The best way to do that is to reopen the process and do it right by bringing in new legislation on the House floor and having a "robust debate about it," he said.
As for Social Security, Pompeo said, "What's obvious is that doing nothing is not an option. There is not a sustainable path to keeping Social Security if we do nothing."
He said he supports a plan proposed by Rep. Paul Ryan, R-Wis.
The plan would reduce benefits by gradually raising the retirement age, gradually trimming benefits for the top 70 percent of earners and guaranteeing a higher minimum benefit to low-income retirees.
Workers under 55 would also have the option of investing some or all of their Social Security payments in a controlled set of investment options.
"I want to make sure Social Security is around not only for my father, who is 83, but for my son, who is 20," Pompeo said. "We've got to do something."
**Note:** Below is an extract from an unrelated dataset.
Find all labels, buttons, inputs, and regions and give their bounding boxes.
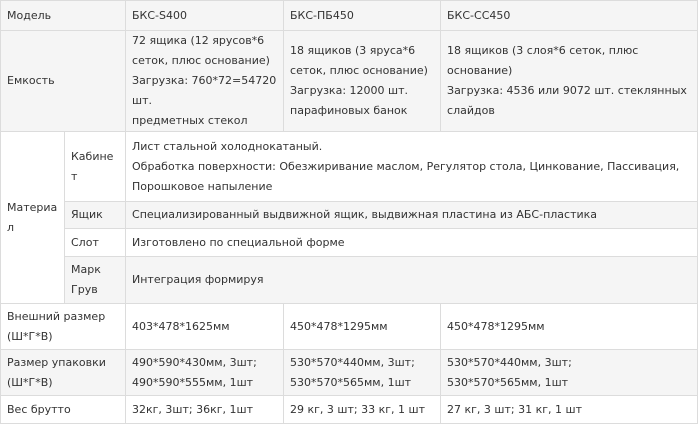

He learned something about the mindset of other freshman representatives while going through an orientation with them in Washington last month.
"I was impressed with the seriousness of the group," he said. "Most of them campaigned on the same set of issues as I did. They were hearing the same things from the American people, 'Hey, you've got to take this on.' "
That included a couple of Democrats that he spoke with at length.
But he said it all comes down to staying on task. That's how he approached his role as a tank platoon leader.
"We needed to train every day so if we had to execute our mission, we were ready," Pompeo said, "and we wouldn't look back and say, 'Gosh, I wish we had trained that day instead of doing something different.'
"I think about this task the same way. We have to spend every moment just focused on the things we said we would do and working closely with the other 434 members of the House to convince them those are the things" that are right for the country.
At 9 a.m. on Jan. 3, the former fifth-grade Sunday school teacher will get the keys to his new office at 107 Cannon, and he can get to work.
Luck will have nothing to do with the results.